Strong connections between pesticide exposure and PD have been established by a large number of epidemiological studies. A meta-analysis published in 2000 reviewed 19 individual studies,4 a review published in 2006 discussed 38 different studies, 3 and several more reviews have been published since then.

The scientists involved in these reviews have concluded that pesticide exposure is a major risk factor for PD. Furthermore, many of these scientists suggest that neurotoxic effects of pesticides are the mechanism by which farm chemicals and well water consumption contribute to PD.

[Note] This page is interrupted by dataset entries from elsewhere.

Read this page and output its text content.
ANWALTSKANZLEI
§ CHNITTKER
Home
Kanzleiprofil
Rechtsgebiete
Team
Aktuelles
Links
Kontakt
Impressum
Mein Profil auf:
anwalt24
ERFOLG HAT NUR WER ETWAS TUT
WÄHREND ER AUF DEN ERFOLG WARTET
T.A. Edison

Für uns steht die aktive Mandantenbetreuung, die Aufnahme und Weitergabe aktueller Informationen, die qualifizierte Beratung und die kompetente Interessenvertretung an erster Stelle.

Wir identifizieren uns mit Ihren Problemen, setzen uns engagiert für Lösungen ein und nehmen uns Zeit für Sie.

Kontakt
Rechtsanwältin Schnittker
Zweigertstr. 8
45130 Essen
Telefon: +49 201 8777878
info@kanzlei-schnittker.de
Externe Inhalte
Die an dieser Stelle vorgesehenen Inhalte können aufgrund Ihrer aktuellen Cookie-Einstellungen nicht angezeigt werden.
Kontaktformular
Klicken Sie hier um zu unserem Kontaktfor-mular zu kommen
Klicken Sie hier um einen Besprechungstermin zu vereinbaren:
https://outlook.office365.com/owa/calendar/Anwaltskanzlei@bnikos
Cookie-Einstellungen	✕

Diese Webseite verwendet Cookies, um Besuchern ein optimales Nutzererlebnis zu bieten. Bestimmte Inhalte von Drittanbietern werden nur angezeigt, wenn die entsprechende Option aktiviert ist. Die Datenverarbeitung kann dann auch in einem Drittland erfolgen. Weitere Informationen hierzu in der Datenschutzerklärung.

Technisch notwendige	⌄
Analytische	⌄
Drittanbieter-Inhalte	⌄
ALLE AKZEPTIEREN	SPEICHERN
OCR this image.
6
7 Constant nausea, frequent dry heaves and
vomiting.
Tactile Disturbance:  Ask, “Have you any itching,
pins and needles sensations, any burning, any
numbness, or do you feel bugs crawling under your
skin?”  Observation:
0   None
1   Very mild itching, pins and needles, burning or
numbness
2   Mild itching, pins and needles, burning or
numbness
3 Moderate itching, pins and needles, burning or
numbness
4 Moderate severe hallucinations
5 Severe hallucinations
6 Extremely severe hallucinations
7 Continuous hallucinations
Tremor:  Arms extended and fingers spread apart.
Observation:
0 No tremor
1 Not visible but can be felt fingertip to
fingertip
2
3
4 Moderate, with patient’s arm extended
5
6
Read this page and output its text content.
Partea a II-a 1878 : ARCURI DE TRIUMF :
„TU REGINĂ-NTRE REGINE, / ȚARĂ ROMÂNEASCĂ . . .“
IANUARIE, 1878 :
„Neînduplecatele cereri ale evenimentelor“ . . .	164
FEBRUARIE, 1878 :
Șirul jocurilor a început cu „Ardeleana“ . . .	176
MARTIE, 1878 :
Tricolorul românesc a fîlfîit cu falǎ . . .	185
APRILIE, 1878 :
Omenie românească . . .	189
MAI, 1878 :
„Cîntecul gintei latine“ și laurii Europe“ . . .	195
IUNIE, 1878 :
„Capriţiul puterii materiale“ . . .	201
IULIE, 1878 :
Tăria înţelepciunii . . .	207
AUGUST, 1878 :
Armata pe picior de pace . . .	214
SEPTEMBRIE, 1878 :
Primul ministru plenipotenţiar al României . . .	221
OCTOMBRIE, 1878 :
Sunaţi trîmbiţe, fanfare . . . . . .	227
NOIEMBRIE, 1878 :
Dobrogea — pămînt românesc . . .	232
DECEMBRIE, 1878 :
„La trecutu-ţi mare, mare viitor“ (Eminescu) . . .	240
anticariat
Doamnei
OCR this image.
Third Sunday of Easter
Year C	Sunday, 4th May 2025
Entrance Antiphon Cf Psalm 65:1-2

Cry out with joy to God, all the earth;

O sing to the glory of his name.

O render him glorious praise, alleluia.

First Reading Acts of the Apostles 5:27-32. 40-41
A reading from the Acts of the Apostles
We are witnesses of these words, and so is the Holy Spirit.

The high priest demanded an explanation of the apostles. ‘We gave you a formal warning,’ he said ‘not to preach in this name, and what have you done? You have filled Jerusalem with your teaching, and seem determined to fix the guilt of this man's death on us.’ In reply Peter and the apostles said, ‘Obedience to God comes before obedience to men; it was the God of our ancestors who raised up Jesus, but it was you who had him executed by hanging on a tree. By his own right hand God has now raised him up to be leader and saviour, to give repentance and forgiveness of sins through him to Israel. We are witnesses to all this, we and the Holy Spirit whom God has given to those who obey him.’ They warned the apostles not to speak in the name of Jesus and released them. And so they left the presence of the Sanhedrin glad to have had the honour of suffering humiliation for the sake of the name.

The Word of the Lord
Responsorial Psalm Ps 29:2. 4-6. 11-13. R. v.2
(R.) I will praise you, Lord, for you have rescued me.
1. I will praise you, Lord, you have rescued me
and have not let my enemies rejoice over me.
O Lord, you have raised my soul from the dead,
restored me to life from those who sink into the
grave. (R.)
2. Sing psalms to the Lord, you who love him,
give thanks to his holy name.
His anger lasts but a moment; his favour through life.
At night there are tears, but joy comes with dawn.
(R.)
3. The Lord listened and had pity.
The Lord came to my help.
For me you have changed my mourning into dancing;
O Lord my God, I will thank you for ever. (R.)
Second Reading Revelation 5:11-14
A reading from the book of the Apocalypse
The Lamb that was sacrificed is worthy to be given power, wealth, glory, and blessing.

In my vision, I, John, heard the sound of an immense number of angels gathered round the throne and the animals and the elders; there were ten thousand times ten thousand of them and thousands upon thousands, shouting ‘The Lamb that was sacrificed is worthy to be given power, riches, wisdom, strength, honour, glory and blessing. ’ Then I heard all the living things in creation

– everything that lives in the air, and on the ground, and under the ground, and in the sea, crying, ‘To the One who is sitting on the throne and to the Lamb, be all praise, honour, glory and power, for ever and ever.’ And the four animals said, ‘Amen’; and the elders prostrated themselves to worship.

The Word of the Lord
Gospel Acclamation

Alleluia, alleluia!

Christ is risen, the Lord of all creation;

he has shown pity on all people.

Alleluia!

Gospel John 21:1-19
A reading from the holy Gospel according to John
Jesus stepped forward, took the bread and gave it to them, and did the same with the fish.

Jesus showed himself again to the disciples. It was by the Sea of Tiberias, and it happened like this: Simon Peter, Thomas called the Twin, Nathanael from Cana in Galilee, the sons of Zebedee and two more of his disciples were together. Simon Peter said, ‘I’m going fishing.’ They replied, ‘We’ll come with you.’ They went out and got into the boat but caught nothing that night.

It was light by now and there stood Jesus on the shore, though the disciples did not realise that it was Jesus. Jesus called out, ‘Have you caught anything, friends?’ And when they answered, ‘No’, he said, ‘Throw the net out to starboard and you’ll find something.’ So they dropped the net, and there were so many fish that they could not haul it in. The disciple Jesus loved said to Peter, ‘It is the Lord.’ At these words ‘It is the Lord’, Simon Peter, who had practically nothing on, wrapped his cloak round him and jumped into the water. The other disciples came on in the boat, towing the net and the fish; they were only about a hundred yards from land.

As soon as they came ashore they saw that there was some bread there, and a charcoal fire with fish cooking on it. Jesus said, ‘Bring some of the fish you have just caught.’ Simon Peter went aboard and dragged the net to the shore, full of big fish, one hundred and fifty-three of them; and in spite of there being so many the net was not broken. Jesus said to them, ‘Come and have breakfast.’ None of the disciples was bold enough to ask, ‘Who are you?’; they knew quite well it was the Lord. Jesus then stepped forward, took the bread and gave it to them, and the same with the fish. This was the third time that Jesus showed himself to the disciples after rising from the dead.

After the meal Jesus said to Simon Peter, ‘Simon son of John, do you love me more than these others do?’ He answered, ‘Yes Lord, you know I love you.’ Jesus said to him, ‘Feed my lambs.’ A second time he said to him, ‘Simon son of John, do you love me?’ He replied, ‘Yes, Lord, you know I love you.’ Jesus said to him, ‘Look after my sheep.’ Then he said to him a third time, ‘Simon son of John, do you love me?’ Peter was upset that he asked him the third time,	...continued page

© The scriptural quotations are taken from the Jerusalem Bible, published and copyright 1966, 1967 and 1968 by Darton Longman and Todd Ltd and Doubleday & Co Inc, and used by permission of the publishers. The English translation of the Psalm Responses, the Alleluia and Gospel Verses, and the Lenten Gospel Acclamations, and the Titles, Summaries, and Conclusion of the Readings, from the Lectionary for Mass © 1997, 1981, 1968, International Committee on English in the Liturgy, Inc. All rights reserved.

Which pesticides are responsible? Herbicides and insecticides are the two classes of pesticides that have strong associations with PD. More specifically, individual studies have implicated the following pesticides:

Paraquat

Paraquat is an herbicide that may damage dopaminergic neurons via lipid peroxidation.5 Some facts associated with paraquat include:

  1.  used on a variety of crops including vegetables, soybeans, grains, cotton, grasses, sugar cane, peanuts, and potatoes;
  2.  used to control weeds around commercial buildings .6

Rotenone

Rotenone is an insecticide that may contribute to intracellular deposits characteristic of PD.7 Some facts associated with rotenone include:

  1. naturally occurring toxin present in some plants;
  2. used to kill insects, spiders, and fish;
  3. before 2005, was allowed to be used in organic farming;
  4. with a half-life of only 1-3 days, there is no concern of rotenone accumulating in the environment.8

Organochlorines

This year alone, two studies reported links between organochlorine pesticides and PD.9,14 Scientists have concluded that there is a 120 percent increased risk of PD in those exposed to organochlorines. 9 Organochlorines are fat-soluble pesticides, and most people are exposed to them via fatty foods in their diets—mainly meat, dairy products, and fish.10

Organochlorines that are associated with PD include:

Dieldrin11:

Dieldrin was used on cotton and corn from 1950- 70, and also for termite control until 1987.12 Most likely modes of exposure are contaminated dairy products and meat.13

Hexachlorocyclohexane(HCH):

Researchers found beta-HCH in the blood of 76 percent of PD patients, but only 40 percent of healthy controls.14

Permethrin:

Permethrin may contribute to PD by altering dopamine uptake in the brain.15 It is used as an agricultural insecticide; as a topical treatment for head lice and scabies; and in household products, such as flea dips for pets, insect sprays, and mosquito- repellent clothing.16

Avoiding Exposure

How can you avoid or minimize exposure to these pesticides?

  1. Buy organic produce when possible. The USDA does not permit the use of synthetic pesticides on produce labeled organic.17
  2. Avoid household insecticide products.
  3. Do not drink well water.
  4. Minimize consumption of dairy, meat, and fish, as these are the most common modes of exposure to organochlorine pesticides.